The deadly rail disaster that devastated an eastern Quebec town will drive the cost to ship oil by rail up, according to credit rating agency Moody's. PHOTO Transportation Safety Board of Canada

The Lac-Megantic disaster killed 47 in the small Quebec town in 2013. PHOTO Transportation Safety Board of Canada

MONTREAL—Canadian Pacific Railway is directly responsible for damages caused when a runaway train carrying crude oil derailed in 2013 in Lac-Megantic, according to new allegations recently filed in court by the Quebec government.

The railroad was responsible for the crude oil from the moment it picked up the shipment in the United States until the product’s final scheduled destination in New Brunswick, the province alleges.

Quebec is seeking to modify its $409-million lawsuit against CP to reflect the new allegations and will argue its case in court Nov. 8.

In July 2013, an unmanned train owned by Montreal Maine and Atlantic Railway Ltd. and running on the company’s tracks derailed and exploded in Lac-Megantic, killing 47 people and destroying part of the Quebec town’s downtown core.


CP maintains it has no responsibility for the disaster because it occurred after it handed off the train to MMA for the final leg of the journey to Atlantic Canada.

The Quebec government’s initial lawsuit against CP, filed in 2015, stated the railroad “should have known” the product being shipped was volatile and dangerous and “omitted to take the necessary steps to guarantee the crude didn’t cause damage to people or to the environment.”
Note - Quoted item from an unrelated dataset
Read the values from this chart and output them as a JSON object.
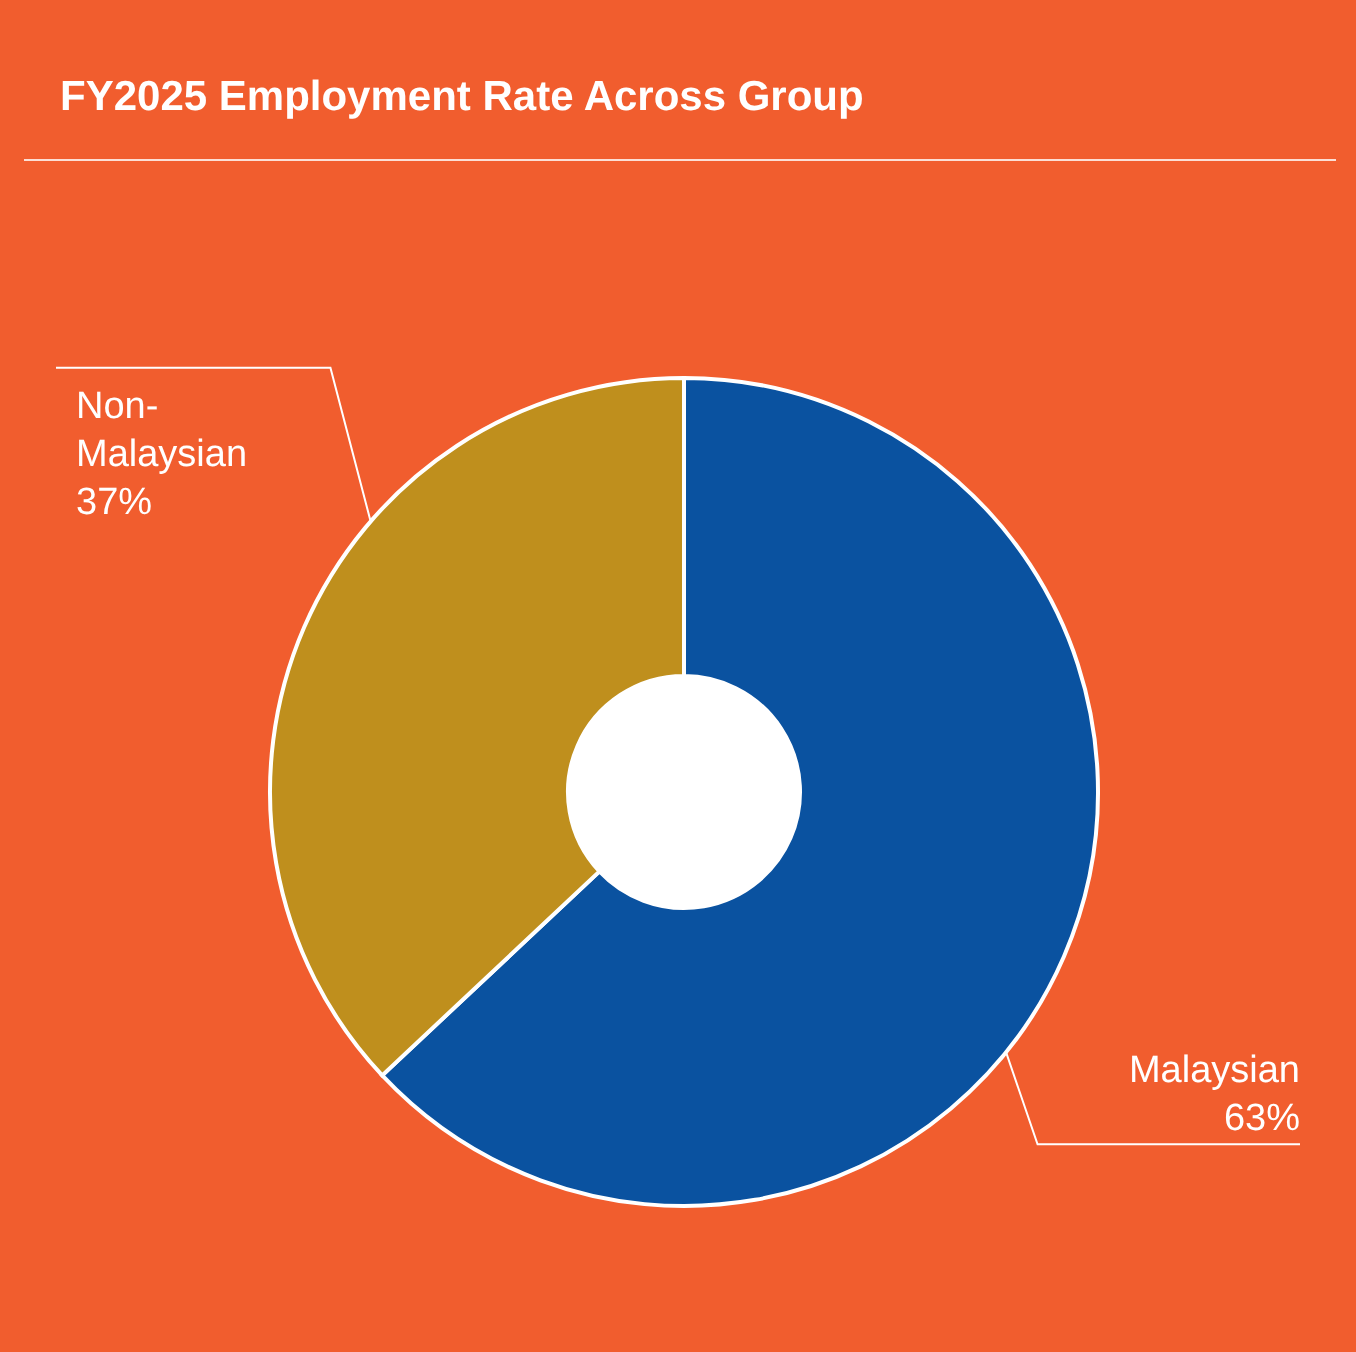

Now, the Quebec government is taking a harsher line.

“Due to its agreement with the shipper, Canadian Pacific was, at all times, responsible for the crude oil from its point of initial possession until its delivery,” says Quebec’s amended lawsuit, which was filed last month.
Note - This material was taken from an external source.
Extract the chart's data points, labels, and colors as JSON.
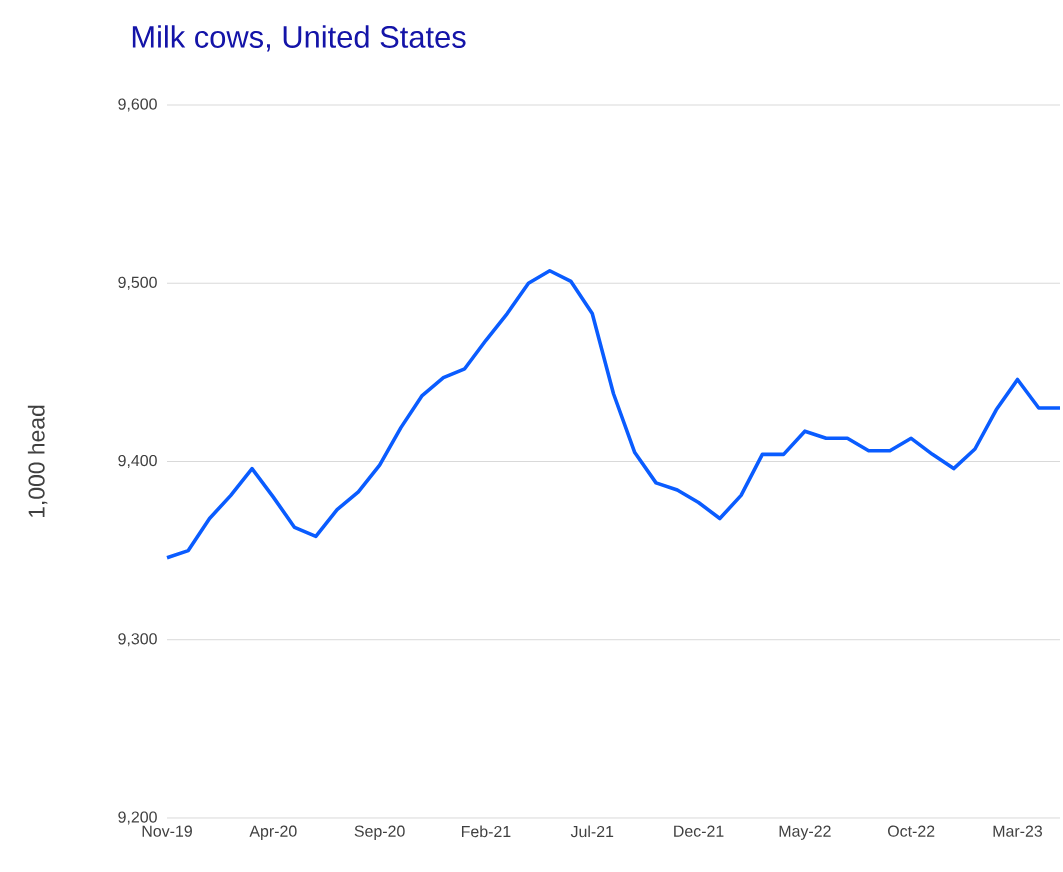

“In these circumstances Canadian Pacific is directly responsible for the damages caused by MMA … additionally, Canadian Pacific is personally responsible for the damages caused by its own proper faults.”
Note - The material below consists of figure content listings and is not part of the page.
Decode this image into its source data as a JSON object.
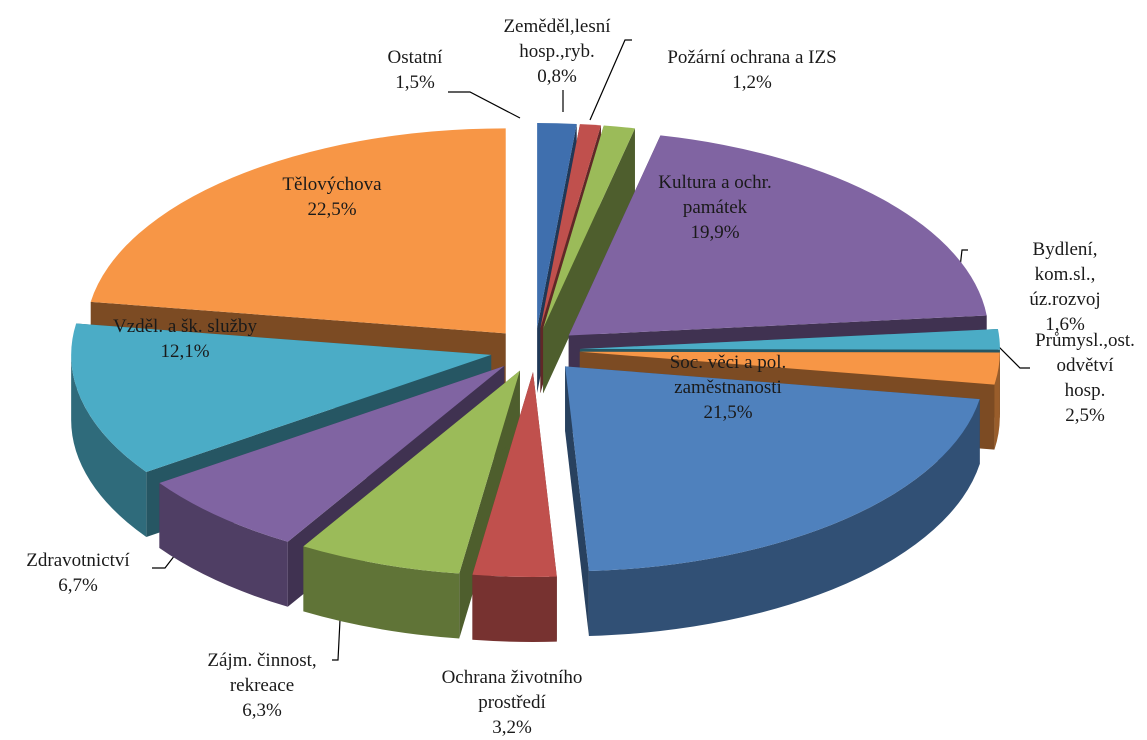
{
  "chart_data": {
    "type": "pie3d",
    "categories": [
      "Ostatní",
      "Zeměděl,lesní\nhosp.,ryb.",
      "Požární ochrana a IZS",
      "Kultura a ochr.\npamátek",
      "Bydlení, kom.sl.,\núz.rozvoj",
      "Průmysl.,ost.\nodvětví hosp.",
      "Soc. věci a pol.\nzaměstnanosti",
      "Ochrana životního\nprostředí",
      "Zájm. činnost,\nrekreace",
      "Zdravotnictví",
      "Vzděl. a šk. služby",
      "Tělovýchova"
    ],
    "values": [
      1.5,
      0.8,
      1.2,
      19.9,
      1.6,
      2.5,
      21.5,
      3.2,
      6.3,
      6.7,
      12.1,
      22.5
    ],
    "value_labels": [
      "1,5%",
      "0,8%",
      "1,2%",
      "19,9%",
      "1,6%",
      "2,5%",
      "21,5%",
      "3,2%",
      "6,3%",
      "6,7%",
      "12,1%",
      "22,5%"
    ],
    "colors": [
      "#3f6fae",
      "#c0504d",
      "#9bbb59",
      "#8064a2",
      "#4bacc6",
      "#f79646",
      "#4f81bd",
      "#c0504d",
      "#9bbb59",
      "#8064a2",
      "#4bacc6",
      "#f79646"
    ]
  }
}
CP rejected Quebec’s modification request and argued in its response, also filed in court, that the province’s motion “will unduly delay proceedings, (is) contrary to the interests of justice, and (is) useless and contrary to the principle of proportionality.”

A CP spokesman said the railway will not comment on the developments.

CP is the only company accused in the derailment to have refused to pay into a settlement fund for victims and creditors of the tragedy.

MMA didn’t have enough insurance to pay damages to victims and creditors, so it filed for bankruptcy in the United States and Canada. The settlement fund is tied to the bankruptcy proceedings on both sides of the border.

All the roughly 25 companies—except MMA—that paid into a $440-million fund received legal immunity from future prosecution related to the derailment.

CP’s court battles relating to the Lac-Megantic disaster extend beyond the Quebec government’s lawsuit.

The rail company is facing a class-action suit in Quebec Superior Court from victims and creditors of the disaster.

It is also dealing with two other claims in the United States totalling more than $200 million.